Roadracers
Réalisateur : Robert Rodriguez
Cheveux gominés et blouson noir, Gomeux, jeune marginal fasciné par les voitures et le rock'n roll, file le parfait amour avec Dona, la brune la plus sexy de la ville. Lorgnant jalousement sur leur bonheur, Teddy, encouragé par son père officier de police, se fait un malin plaisir à les provoquer, surtout depuis que Gomeux a enflammé les cheveux de sa petite amie. D'altercations orageuses en empoignades musclées, le petit jeu entre Gomeux et Teddy devient de plus en plus violent et malsain jusqu'au jour de la redoutable confrontation...
Notre avis
signé Étienne ChassagneLe film excelle dans sa création d'atmosphère. La musique accompagne chaque scène, fusionnant le récit visuel avec une bande sonore rock-punk qui propulse les images. Les voitures sont filmées comme des objets de culte. Tout respire le marginalisme juvénile des années 1950 : c'est un film qui aime ses personnages même quand il reconnaît leur destructivité.

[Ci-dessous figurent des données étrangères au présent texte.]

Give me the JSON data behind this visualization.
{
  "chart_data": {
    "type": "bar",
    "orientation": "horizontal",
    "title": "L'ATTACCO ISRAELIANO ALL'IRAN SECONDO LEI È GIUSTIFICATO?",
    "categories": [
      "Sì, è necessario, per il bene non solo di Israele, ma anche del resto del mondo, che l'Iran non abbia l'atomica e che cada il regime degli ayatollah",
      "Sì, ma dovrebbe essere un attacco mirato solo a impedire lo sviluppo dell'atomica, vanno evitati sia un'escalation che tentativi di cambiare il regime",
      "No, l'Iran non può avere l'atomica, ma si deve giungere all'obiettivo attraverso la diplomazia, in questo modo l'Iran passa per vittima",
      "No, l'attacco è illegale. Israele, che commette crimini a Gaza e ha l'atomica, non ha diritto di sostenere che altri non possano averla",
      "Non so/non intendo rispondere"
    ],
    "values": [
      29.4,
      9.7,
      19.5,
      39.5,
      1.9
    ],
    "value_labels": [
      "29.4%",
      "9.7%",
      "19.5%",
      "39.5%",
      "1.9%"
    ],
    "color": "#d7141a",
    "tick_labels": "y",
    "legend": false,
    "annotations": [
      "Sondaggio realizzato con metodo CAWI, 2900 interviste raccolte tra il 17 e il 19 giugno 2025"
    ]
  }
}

Gomeux, au cœur du récit, représente le rêve de liberté sans conséquences. Il est séduisant par son inconscience joyeuse. Dona fonctionne moins comme personnage que comme prix de la compétition masculine, ce qui vieillit mal. La dynamique de possession entre Gomeux et Teddy crée une tension classique mais efficace : deux jeunes mâles rivalisent pour statut, argent, fille.
Teddy, fils de flic, incarne le système qui réprime les Gomeux de ce monde. Le film pose implicitement la question : qu'adviendrait-il si le système justement réprimait ces jeunes ? Mais il renonce à creuser cette interrogation pour rester dans l'action.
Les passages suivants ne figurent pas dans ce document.